= Cecilia Verzellina =

Italian poisoner

Cecilia Verzellina (died 6 March 1660, Rome) was an Italian poisoner. She was one of the central figures of the infamous Spana Prosecution. Of the over forty people implicated in the trial, she was one of six to be executed. While the other five executed women where poison sellers and poison makers, she was the only client to be executed.

==Life==

On 31 January 1659, Giovanna De Grandis was arrested and imprisoned in the Papal prison at Tor di Nona, where she made her confession on 1 February, and started to name the names of her accomplices and clients.

De Grandis stated that Cecilia Verzellina had asked to buy poison from her with the explicit purpose to poison the dyer Giovanni Pietro Beltrammi, who was the husband of her daughter, Teresa Verzellina.

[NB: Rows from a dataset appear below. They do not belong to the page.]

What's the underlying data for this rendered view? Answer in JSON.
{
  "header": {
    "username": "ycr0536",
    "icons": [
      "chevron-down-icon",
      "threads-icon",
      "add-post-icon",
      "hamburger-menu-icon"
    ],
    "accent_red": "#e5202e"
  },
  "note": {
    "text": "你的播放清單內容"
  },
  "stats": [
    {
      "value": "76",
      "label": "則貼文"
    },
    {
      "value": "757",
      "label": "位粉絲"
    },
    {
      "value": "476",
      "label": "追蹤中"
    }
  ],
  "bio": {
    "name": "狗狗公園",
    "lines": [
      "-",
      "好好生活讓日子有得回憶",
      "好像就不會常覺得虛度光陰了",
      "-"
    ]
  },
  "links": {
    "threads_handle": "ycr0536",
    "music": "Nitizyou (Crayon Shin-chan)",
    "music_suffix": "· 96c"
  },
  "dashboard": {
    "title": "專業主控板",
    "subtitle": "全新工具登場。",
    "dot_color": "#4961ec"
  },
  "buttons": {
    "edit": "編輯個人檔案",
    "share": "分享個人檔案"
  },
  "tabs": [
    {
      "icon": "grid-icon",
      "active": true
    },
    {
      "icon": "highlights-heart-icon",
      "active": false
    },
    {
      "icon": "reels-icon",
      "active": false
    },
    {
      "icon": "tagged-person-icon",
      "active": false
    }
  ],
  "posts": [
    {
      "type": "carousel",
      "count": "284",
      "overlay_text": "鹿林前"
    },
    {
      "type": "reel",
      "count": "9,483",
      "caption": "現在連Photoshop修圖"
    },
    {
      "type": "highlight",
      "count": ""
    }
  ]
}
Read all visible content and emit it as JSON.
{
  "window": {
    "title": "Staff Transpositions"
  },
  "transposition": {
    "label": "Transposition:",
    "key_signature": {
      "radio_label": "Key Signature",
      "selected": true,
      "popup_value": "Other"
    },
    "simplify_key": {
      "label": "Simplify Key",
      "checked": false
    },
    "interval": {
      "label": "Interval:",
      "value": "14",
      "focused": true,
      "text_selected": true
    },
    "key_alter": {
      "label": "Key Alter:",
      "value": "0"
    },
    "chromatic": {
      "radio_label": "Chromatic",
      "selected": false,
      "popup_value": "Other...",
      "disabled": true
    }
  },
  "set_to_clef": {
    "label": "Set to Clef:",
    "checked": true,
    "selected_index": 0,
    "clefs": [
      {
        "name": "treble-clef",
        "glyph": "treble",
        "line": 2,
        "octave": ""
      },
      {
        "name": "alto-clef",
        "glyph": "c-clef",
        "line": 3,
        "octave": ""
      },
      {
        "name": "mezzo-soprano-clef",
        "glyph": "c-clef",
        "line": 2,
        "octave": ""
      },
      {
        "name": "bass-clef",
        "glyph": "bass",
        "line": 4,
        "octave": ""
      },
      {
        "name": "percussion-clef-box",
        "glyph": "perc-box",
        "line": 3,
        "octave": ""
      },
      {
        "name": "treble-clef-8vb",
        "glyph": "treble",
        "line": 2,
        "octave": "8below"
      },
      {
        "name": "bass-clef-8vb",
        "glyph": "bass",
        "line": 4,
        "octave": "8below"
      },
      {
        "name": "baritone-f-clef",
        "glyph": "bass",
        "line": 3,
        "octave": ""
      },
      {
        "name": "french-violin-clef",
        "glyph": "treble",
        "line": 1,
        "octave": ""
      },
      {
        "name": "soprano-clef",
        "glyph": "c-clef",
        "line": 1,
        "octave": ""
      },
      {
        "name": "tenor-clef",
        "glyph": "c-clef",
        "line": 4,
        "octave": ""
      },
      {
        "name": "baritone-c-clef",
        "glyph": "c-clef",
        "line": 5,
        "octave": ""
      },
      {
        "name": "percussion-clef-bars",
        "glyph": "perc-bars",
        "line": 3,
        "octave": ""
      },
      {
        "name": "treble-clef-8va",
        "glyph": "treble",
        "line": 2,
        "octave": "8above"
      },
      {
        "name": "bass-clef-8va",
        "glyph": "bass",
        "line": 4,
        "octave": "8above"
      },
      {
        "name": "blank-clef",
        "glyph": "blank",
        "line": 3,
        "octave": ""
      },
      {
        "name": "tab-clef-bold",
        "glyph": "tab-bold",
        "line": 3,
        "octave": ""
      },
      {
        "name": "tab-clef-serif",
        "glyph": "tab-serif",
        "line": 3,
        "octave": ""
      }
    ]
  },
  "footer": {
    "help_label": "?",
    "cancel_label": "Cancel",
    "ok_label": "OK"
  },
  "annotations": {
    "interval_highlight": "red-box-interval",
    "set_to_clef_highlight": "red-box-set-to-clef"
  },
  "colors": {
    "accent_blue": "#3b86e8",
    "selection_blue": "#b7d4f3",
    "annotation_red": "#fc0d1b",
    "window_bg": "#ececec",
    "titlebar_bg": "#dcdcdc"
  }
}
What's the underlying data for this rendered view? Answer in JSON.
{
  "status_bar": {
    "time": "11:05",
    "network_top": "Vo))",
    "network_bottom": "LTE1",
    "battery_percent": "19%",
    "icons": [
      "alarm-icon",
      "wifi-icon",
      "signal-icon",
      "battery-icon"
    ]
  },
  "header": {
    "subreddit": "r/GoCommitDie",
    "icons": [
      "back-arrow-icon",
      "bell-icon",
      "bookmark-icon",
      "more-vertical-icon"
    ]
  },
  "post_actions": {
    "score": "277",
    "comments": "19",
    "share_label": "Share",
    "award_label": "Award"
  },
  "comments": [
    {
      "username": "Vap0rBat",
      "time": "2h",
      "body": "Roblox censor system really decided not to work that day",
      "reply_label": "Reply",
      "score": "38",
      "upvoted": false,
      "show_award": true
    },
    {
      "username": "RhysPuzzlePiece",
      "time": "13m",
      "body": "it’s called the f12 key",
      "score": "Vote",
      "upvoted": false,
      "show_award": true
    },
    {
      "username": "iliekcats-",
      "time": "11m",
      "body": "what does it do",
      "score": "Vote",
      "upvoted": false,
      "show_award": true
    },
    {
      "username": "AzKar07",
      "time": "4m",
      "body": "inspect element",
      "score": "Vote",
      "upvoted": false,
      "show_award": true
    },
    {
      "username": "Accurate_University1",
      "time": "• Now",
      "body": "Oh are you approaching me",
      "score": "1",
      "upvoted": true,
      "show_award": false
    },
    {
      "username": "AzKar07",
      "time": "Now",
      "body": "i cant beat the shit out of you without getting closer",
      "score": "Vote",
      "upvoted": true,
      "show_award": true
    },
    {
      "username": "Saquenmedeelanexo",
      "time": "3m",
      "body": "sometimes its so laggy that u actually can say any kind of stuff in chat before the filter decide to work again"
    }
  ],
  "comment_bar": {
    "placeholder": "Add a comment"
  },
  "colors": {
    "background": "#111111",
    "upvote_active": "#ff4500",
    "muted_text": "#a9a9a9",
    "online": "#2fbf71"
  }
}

Cecilia Verzellina had explained that her daughter lived in an unhappy marriage with a controlling mother-in-law and a jealous husband who abused her, and that she was worried that her daughter would be killed, because she had a lover, count Antonio Leonardi. De Grandis sold the poison to Cecilia Verzellina, and not long after, the son-in-law of Cecilia Verzellina died.

On 17 October, Cecilia Verzellina was arrested in Naples. She confessed her guilt on 20 October. She claimed that her daughter had not been aware of her act, and this was confirmed by her daughter Teresa Verzellina.

On 6 March 1660, Cecilia Verzellina was executed by hanging on Campo de' Fiori in Rome. Her daughter was whipped and banished from Rome.